Auri no me esperaba, pero allí era donde la había conocido, y a veces, en las noches despejadas, ella salía a contemplar las estrellas. Comprobé que las aulas que daban al patio estuvieran vacías y a oscuras, y entonces saqué mi laúd y empecé a afinarlo.

Llevaba casi una hora tocando cuando oí un rumor abajo, en el patio cubierto de maleza.
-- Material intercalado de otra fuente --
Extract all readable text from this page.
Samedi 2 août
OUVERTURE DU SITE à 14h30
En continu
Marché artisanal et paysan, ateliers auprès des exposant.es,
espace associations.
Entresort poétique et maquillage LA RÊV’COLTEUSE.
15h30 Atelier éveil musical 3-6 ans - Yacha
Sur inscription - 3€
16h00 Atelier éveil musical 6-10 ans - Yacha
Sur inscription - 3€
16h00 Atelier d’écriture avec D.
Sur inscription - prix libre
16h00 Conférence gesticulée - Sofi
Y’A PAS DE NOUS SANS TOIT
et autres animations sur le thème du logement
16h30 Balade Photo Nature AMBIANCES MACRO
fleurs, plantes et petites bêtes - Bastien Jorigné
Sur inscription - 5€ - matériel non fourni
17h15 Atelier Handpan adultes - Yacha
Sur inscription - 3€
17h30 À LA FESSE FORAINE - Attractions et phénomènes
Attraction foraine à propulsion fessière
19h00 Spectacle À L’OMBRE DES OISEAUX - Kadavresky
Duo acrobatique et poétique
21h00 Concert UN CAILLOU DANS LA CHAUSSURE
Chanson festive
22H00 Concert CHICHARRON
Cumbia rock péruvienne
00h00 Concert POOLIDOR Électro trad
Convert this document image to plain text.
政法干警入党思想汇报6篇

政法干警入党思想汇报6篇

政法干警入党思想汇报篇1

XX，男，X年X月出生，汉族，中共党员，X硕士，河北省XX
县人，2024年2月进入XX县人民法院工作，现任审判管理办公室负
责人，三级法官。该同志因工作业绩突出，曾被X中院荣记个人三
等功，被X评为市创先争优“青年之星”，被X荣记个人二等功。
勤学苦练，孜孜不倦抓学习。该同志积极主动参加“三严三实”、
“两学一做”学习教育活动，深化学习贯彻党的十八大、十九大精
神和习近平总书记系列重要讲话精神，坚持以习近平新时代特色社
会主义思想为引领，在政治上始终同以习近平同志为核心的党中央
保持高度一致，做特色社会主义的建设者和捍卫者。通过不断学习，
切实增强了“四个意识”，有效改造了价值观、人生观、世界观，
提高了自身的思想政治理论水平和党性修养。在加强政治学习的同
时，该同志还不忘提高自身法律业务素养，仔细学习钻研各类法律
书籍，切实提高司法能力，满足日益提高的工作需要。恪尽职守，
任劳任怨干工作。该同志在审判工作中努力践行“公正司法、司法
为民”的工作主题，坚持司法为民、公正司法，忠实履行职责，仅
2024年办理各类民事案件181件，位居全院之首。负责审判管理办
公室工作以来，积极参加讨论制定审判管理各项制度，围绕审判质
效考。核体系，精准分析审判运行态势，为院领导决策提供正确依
Entonces apareció Auri; trepó por el manzano y subió al tejado.

Corrió hacia mí; sus pies descalzos daban ágiles saltitos por la brea, y su cabello ondulaba tras ella.

– ¡Te he oído! -exclamó al acercarse-. ¡Te he oído desde Brincos!

– Me parece recordar -dije lentamente- que iba a tocar el laúd para alguien.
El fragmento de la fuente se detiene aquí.